Realizing the extent of the issue, Martinez created an alternate physical education curriculum for those suffering from asthma, thereby creating an “asthma club” for children who couldn’t previously participate in gym classes.

It’s something that is not lost on the refineries, including Chevron in Richmond. In response to a request for comment, Chevron pointed to its efforts to reduce emissions, increase refinery safety, and monitor air quality. It also highlighted its own community air monitoring program, which has been in operation since 2014. The full comment can be accessed here.

“Chevron has a long-standing commitment to reduce emissions at our Richmond facility,” said the refinery in an email. “Our recent major investment in a Modernization Project is a great example of efforts taken to improve energy efficiency, reduce air emissions overall, cap greenhouse gas emissions, and increase the safety and reliability of the refinery. This project enabled the refinery to achieve more than 25 percent reduction of particulate matter emissions refinery-wide.”

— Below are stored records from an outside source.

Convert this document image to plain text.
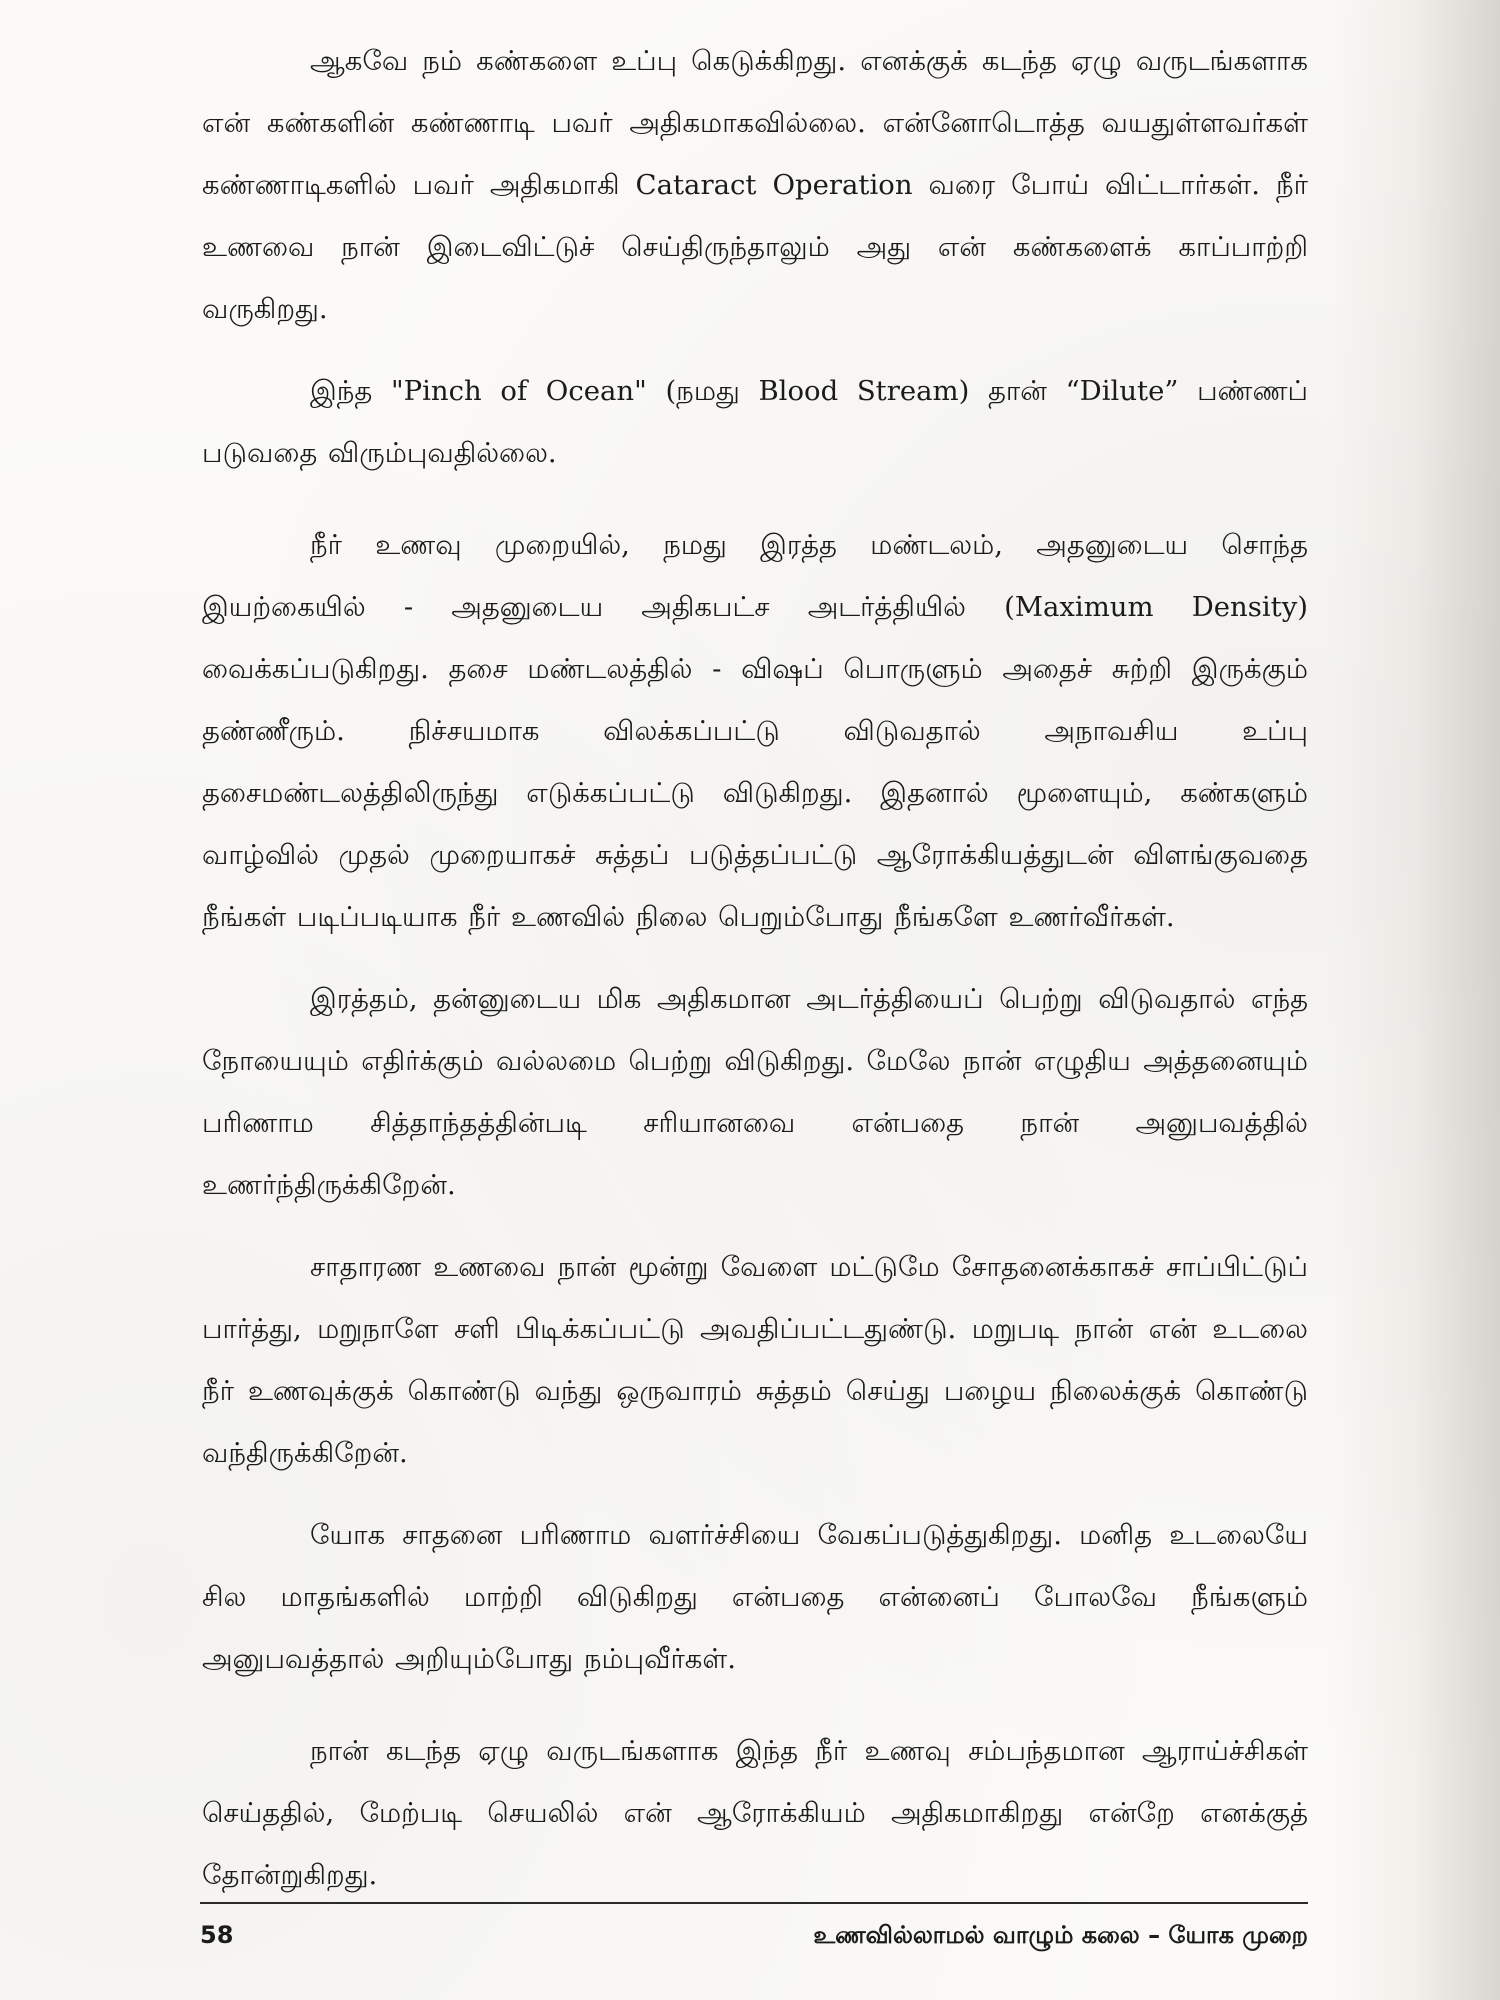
ஆகவே நம் கண்களை உப்பு கெடுக்கிறது. எனக்குக் கடந்த ஏழு வருடங்களாக என் கண்களின் கண்ணாடி பவர் அதிகமாகவில்லை. என்னோடொத்த வயதுள்ளவர்கள் கண்ணாடிகளில் பவர் அதிகமாகி Cataract Operation வரை போய் விட்டார்கள். நீர் உணவை நான் இடைவிட்டுச் செய்திருந்தாலும் அது என் கண்களைக் காப்பாற்றி வருகிறது.

இந்த "Pinch of Ocean" (நமது Blood Stream) தான் “Dilute” பண்ணப் படுவதை விரும்புவதில்லை.

நீர் உணவு முறையில், நமது இரத்த மண்டலம், அதனுடைய சொந்த இயற்கையில் - அதனுடைய அதிகபட்ச அடர்த்தியில் (Maximum Density) வைக்கப்படுகிறது. தசை மண்டலத்தில் - விஷப் பொருளும் அதைச் சுற்றி இருக்கும் தண்ணீரும். நிச்சயமாக விலக்கப்பட்டு விடுவதால் அநாவசிய உப்பு தசைமண்டலத்திலிருந்து எடுக்கப்பட்டு விடுகிறது. இதனால் மூளையும், கண்களும் வாழ்வில் முதல் முறையாகச் சுத்தப் படுத்தப்பட்டு ஆரோக்கியத்துடன் விளங்குவதை நீங்கள் படிப்படியாக நீர் உணவில் நிலை பெறும்போது நீங்களே உணர்வீர்கள்.

இரத்தம், தன்னுடைய மிக அதிகமான அடர்த்தியைப் பெற்று விடுவதால் எந்த நோயையும் எதிர்க்கும் வல்லமை பெற்று விடுகிறது. மேலே நான் எழுதிய அத்தனையும் பரிணாம சித்தாந்தத்தின்படி சரியானவை என்பதை நான் அனுபவத்தில் உணர்ந்திருக்கிறேன்.

சாதாரண உணவை நான் மூன்று வேளை மட்டுமே சோதனைக்காகச் சாப்பிட்டுப் பார்த்து, மறுநாளே சளி பிடிக்கப்பட்டு அவதிப்பட்டதுண்டு. மறுபடி நான் என் உடலை நீர் உணவுக்குக் கொண்டு வந்து ஒருவாரம் சுத்தம் செய்து பழைய நிலைக்குக் கொண்டு வந்திருக்கிறேன்.

யோக சாதனை பரிணாம வளர்ச்சியை வேகப்படுத்துகிறது. மனித உடலையே சில மாதங்களில் மாற்றி விடுகிறது என்பதை என்னைப் போலவே நீங்களும் அனுபவத்தால் அறியும்போது நம்புவீர்கள்.

நான் கடந்த ஏழு வருடங்களாக இந்த நீர் உணவு சம்பந்தமான ஆராய்ச்சிகள் செய்ததில், மேற்படி செயலில் என் ஆரோக்கியம் அதிகமாகிறது என்றே எனக்குத் தோன்றுகிறது.

58	உணவில்லாமல் வாழும் கலை – யோக முறை
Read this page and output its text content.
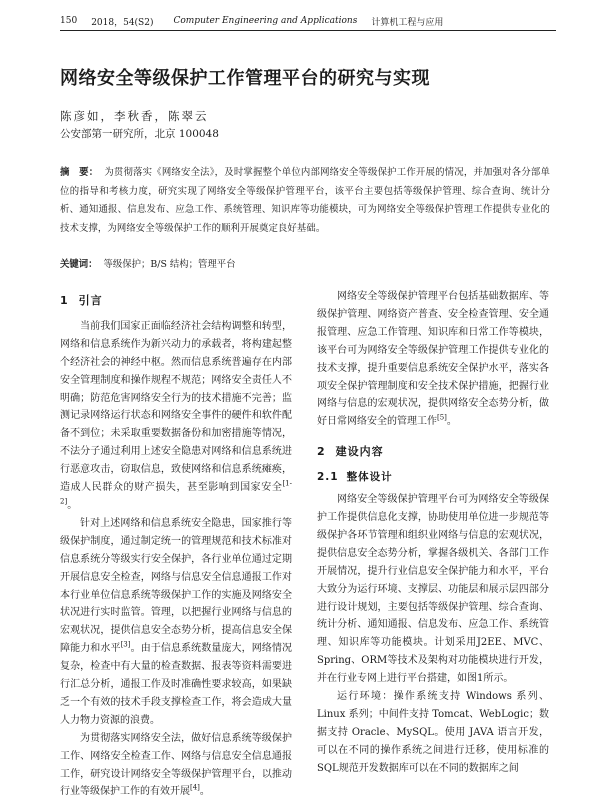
150 2018，54(S2) Computer Engineering and Applications 计算机工程与应用
网络安全等级保护工作管理平台的研究与实现
陈彦如，李秋香，陈翠云
公安部第一研究所，北京 100048
摘　要： 为贯彻落实《网络安全法》，及时掌握整个单位内部网络安全等级保护工作开展的情况，并加强对各分部单位的指导和考核力度，研究实现了网络安全等级保护管理平台，该平台主要包括等级保护管理、综合查询、统计分析、通知通报、信息发布、应急工作、系统管理、知识库等功能模块，可为网络安全等级保护管理工作提供专业化的技术支撑，为网络安全等级保护工作的顺利开展奠定良好基础。
关键词： 等级保护；B/S 结构；管理平台
1 引言

当前我们国家正面临经济社会结构调整和转型，网络和信息系统作为新兴动力的承载者，将构建起整个经济社会的神经中枢。然而信息系统普遍存在内部安全管理制度和操作规程不规范；网络安全责任人不明确；防范危害网络安全行为的技术措施不完善；监测记录网络运行状态和网络安全事件的硬件和软件配备不到位；未采取重要数据备份和加密措施等情况，不法分子通过利用上述安全隐患对网络和信息系统进行恶意攻击，窃取信息，致使网络和信息系统瘫痪，造成人民群众的财产损失，甚至影响到国家安全[1-2]。

针对上述网络和信息系统安全隐患，国家推行等级保护制度，通过制定统一的管理规范和技术标准对信息系统分等级实行安全保护，各行业单位通过定期开展信息安全检查，网络与信息安全信息通报工作对本行业单位信息系统等级保护工作的实施及网络安全状况进行实时监管。管理，以把握行业网络与信息的宏观状况，提供信息安全态势分析，提高信息安全保障能力和水平[3]。由于信息系统数量庞大，网络情况复杂，检查中有大量的检查数据、报表等资料需要进行汇总分析，通报工作及时准确性要求较高，如果缺乏一个有效的技术手段支撑检查工作，将会造成大量人力物力资源的浪费。

为贯彻落实网络安全法，做好信息系统等级保护工作、网络安全检查工作、网络与信息安全信息通报工作，研究设计网络安全等级保护管理平台，以推动行业等级保护工作的有效开展[4]。

网络安全等级保护管理平台包括基础数据库、等级保护管理、网络资产普查、安全检查管理、安全通报管理、应急工作管理、知识库和日常工作等模块，该平台可为网络安全等级保护管理工作提供专业化的技术支撑，提升重要信息系统安全保护水平，落实各项安全保护管理制度和安全技术保护措施，把握行业网络与信息的宏观状况，提供网络安全态势分析，做好日常网络安全的管理工作[5]。

2 建设内容
2.1 整体设计

网络安全等级保护管理平台可为网络安全等级保护工作提供信息化支撑，协助使用单位进一步规范等级保护各环节管理和组织业网络与信息的宏观状况，提供信息安全态势分析，掌握各级机关、各部门工作开展情况，提升行业信息安全保护能力和水平，平台大致分为运行环境、支撑层、功能层和展示层四部分进行设计规划，主要包括等级保护管理、综合查询、统计分析、通知通报、信息发布、应急工作、系统管理、知识库等功能模块。计划采用J2EE、MVC、Spring、ORM等技术及架构对功能模块进行开发，并在行业专网上进行平台搭建，如图1所示。

运行环境：操作系统支持 Windows 系列、Linux 系列；中间件支持 Tomcat、WebLogic；数据支持 Oracle、MySQL。使用 JAVA 语言开发，可以在不同的操作系统之间进行迁移，使用标准的SQL规范开发数据库可以在不同的数据库之间
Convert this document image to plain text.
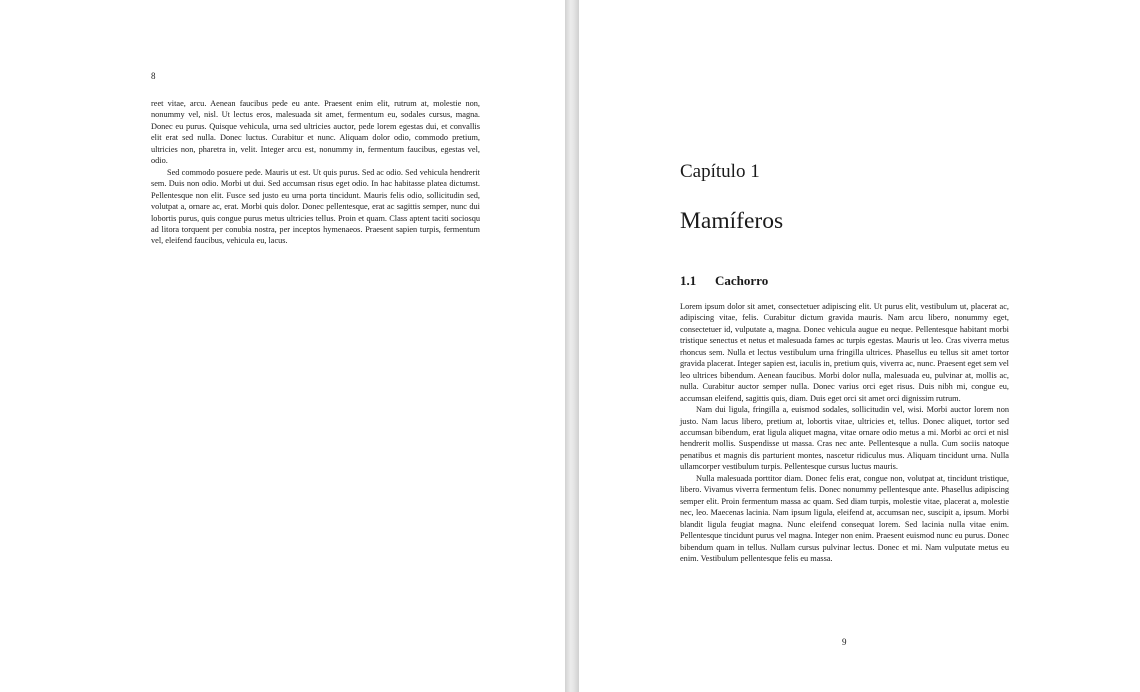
8

reet vitae, arcu. Aenean faucibus pede eu ante. Praesent enim elit, rutrum at, molestie non, nonummy vel, nisl. Ut lectus eros, malesuada sit amet, fermentum eu, sodales cursus, magna. Donec eu purus. Quisque vehicula, urna sed ultricies auctor, pede lorem egestas dui, et convallis elit erat sed nulla. Donec luctus. Curabitur et nunc. Aliquam dolor odio, commodo pretium, ultricies non, pharetra in, velit. Integer arcu est, nonummy in, fermentum faucibus, egestas vel, odio.

Sed commodo posuere pede. Mauris ut est. Ut quis purus. Sed ac odio. Sed vehicula hendrerit sem. Duis non odio. Morbi ut dui. Sed accumsan risus eget odio. In hac habitasse platea dictumst. Pellentesque non elit. Fusce sed justo eu urna porta tincidunt. Mauris felis odio, sollicitudin sed, volutpat a, ornare ac, erat. Morbi quis dolor. Donec pellentesque, erat ac sagittis semper, nunc dui lobortis purus, quis congue purus metus ultricies tellus. Proin et quam. Class aptent taciti sociosqu ad litora torquent per conubia nostra, per inceptos hymenaeos. Praesent sapien turpis, fermentum vel, eleifend faucibus, vehicula eu, lacus.

Capítulo 1
Mamíferos
1.1 Cachorro

Lorem ipsum dolor sit amet, consectetuer adipiscing elit. Ut purus elit, vestibulum ut, placerat ac, adipiscing vitae, felis. Curabitur dictum gravida mauris. Nam arcu libero, nonummy eget, consectetuer id, vulputate a, magna. Donec vehicula augue eu neque. Pellentesque habitant morbi tristique senectus et netus et malesuada fames ac turpis egestas. Mauris ut leo. Cras viverra metus rhoncus sem. Nulla et lectus vestibulum urna fringilla ultrices. Phasellus eu tellus sit amet tortor gravida placerat. Integer sapien est, iaculis in, pretium quis, viverra ac, nunc. Praesent eget sem vel leo ultrices bibendum. Aenean faucibus. Morbi dolor nulla, malesuada eu, pulvinar at, mollis ac, nulla. Curabitur auctor semper nulla. Donec varius orci eget risus. Duis nibh mi, congue eu, accumsan eleifend, sagittis quis, diam. Duis eget orci sit amet orci dignissim rutrum.

Nam dui ligula, fringilla a, euismod sodales, sollicitudin vel, wisi. Morbi auctor lorem non justo. Nam lacus libero, pretium at, lobortis vitae, ultricies et, tellus. Donec aliquet, tortor sed accumsan bibendum, erat ligula aliquet magna, vitae ornare odio metus a mi. Morbi ac orci et nisl hendrerit mollis. Suspendisse ut massa. Cras nec ante. Pellentesque a nulla. Cum sociis natoque penatibus et magnis dis parturient montes, nascetur ridiculus mus. Aliquam tincidunt urna. Nulla ullamcorper vestibulum turpis. Pellentesque cursus luctus mauris.

Nulla malesuada porttitor diam. Donec felis erat, congue non, volutpat at, tincidunt tristique, libero. Vivamus viverra fermentum felis. Donec nonummy pellentesque ante. Phasellus adipiscing semper elit. Proin fermentum massa ac quam. Sed diam turpis, molestie vitae, placerat a, molestie nec, leo. Maecenas lacinia. Nam ipsum ligula, eleifend at, accumsan nec, suscipit a, ipsum. Morbi blandit ligula feugiat magna. Nunc eleifend consequat lorem. Sed lacinia nulla vitae enim. Pellentesque tincidunt purus vel magna. Integer non enim. Praesent euismod nunc eu purus. Donec bibendum quam in tellus. Nullam cursus pulvinar lectus. Donec et mi. Nam vulputate metus eu enim. Vestibulum pellentesque felis eu massa.

9
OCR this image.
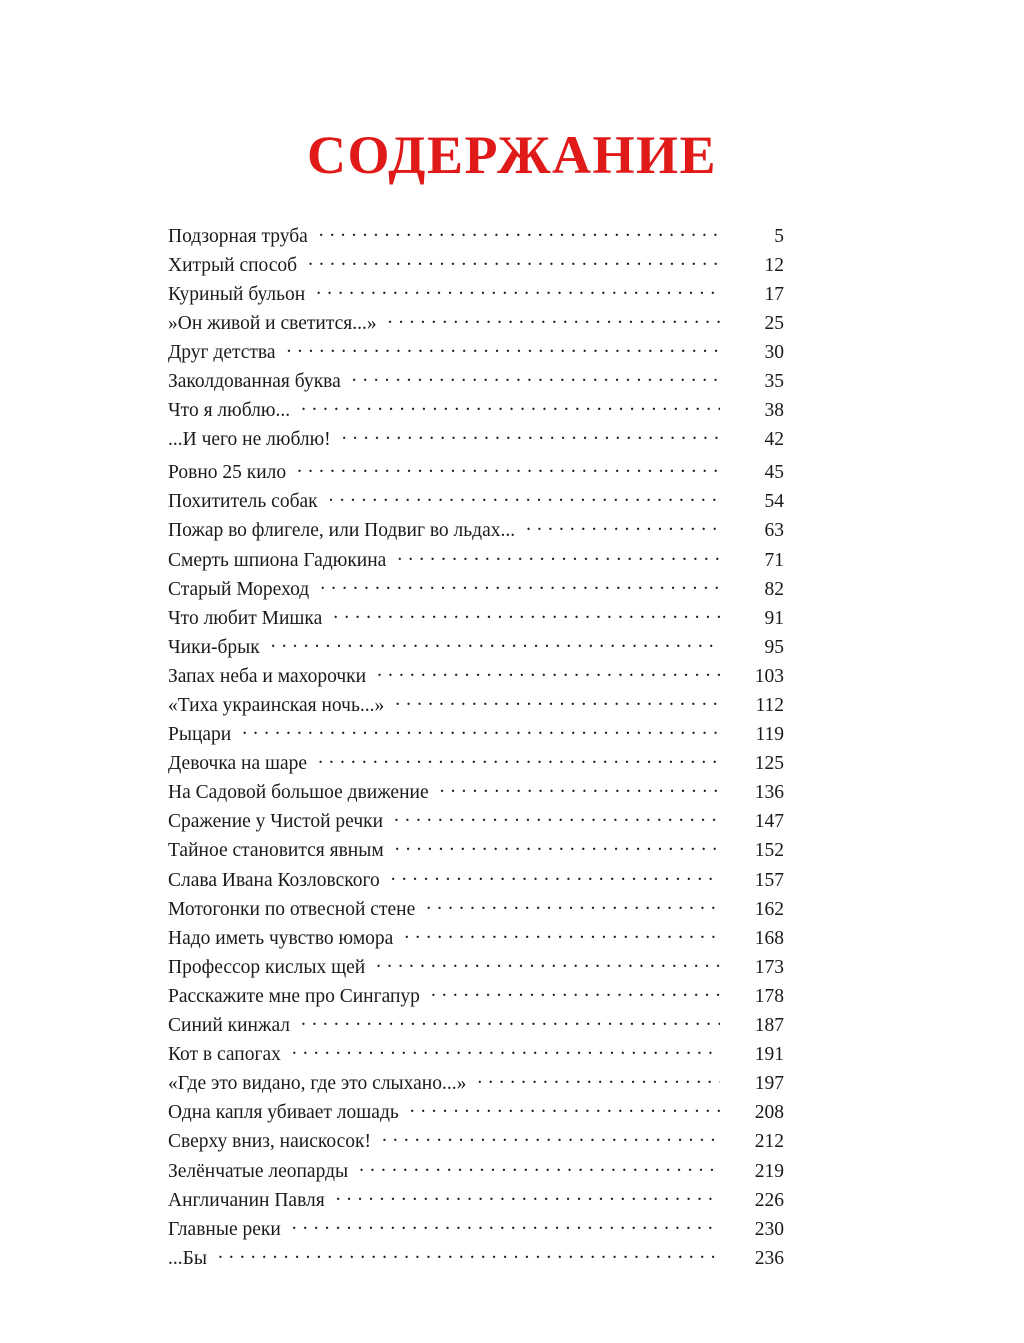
СОДЕРЖАНИЕ
Подзорная труба . . .	5
Хитрый способ . . .	12
Куриный бульон . . .	17
»Он живой и светится...» . . .	25
Друг детства . . .	30
Заколдованная буква . . .	35
Что я люблю... . . .	38
...И чего не люблю! . . .	42
Ровно 25 кило . . .	45
Похититель собак . . .	54
Пожар во флигеле, или Подвиг во льдах... . . .	63
Смерть шпиона Гадюкина . . .	71
Старый Мореход . . .	82
Что любит Мишка . . .	91
Чики-брык . . .	95
Запах неба и махорочки . . .	103
«Тиха украинская ночь...» . . .	112
Рыцари . . .	119
Девочка на шаре . . .	125
На Садовой большое движение . . .	136
Сражение у Чистой речки . . .	147
Тайное становится явным . . .	152
Слава Ивана Козловского . . .	157
Мотогонки по отвесной стене . . .	162
Надо иметь чувство юмора . . .	168
Профессор кислых щей . . .	173
Расскажите мне про Сингапур . . .	178
Синий кинжал . . .	187
Кот в сапогах . . .	191
«Где это видано, где это слыхано...» . . .	197
Одна капля убивает лошадь . . .	208
Сверху вниз, наискосок! . . .	212
Зелёнчатые леопарды . . .	219
Англичанин Павля . . .	226
Главные реки . . .	230
...Бы . . .	236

Still, many activists say such efforts are not enough.

“This is a huge issue: that you can have oil extraction and facilities around sensitive receptors – kids, older people, even you and me,” said Janet Scoll Johnson, Coordinator of the Sunflower Alliance, a Bay Area environmental group. “This is the fight in the East Bay. It’s an environmental justice issue of the highest order.”

Cole Burchiel surveys Richmond’s Levin Terminal from his drone. Photo by Elissa Miolene for the Peninsula Press
Pushing forward, on land and at sea

Despite these challenges, organizations across the East Bay are continuing to push forward on land and at sea. From 1989 to today, Baykeeper has won over 300 lawsuits against polluters – and both the organization and Benicia residents are hopeful that their latest suit against Valero will lead to decreased pollution.

“We hope to work with the defendants to resolve this case quickly and in a way that protects the health of the bay and the local community,” said Sejal Choksi-Chugh, the executive director of Baykeeper, in an email.

The San Francisco skyline from the Baykeeper’s boat, shot during a regular patrol in February 2022. Photo by Elissa Miolene for the Peninsula Press.

In the meantime, community members are remaining hopeful. Kerridge and a team of activists recently unveiled the Benicia Community Air Monitoring Program, a system that scans for benzene, black carbon, and other pollutants right outside Valero’s gates. Martinez is running for mayor, with a foundational pillar of his campaign centered around a transition from fossil fuels. And Soto, though recently retired, is continuing to work with those in the ecosystem to hold institutions – both private and public – accountable.

“My hope comes from the fact that we have been able to organize, pull people together, and create networks all around the Bay Area addressing this,” said Soto. “The industry is going kicking and screaming, resisting these changes – but that’s nothing new. We expect that.”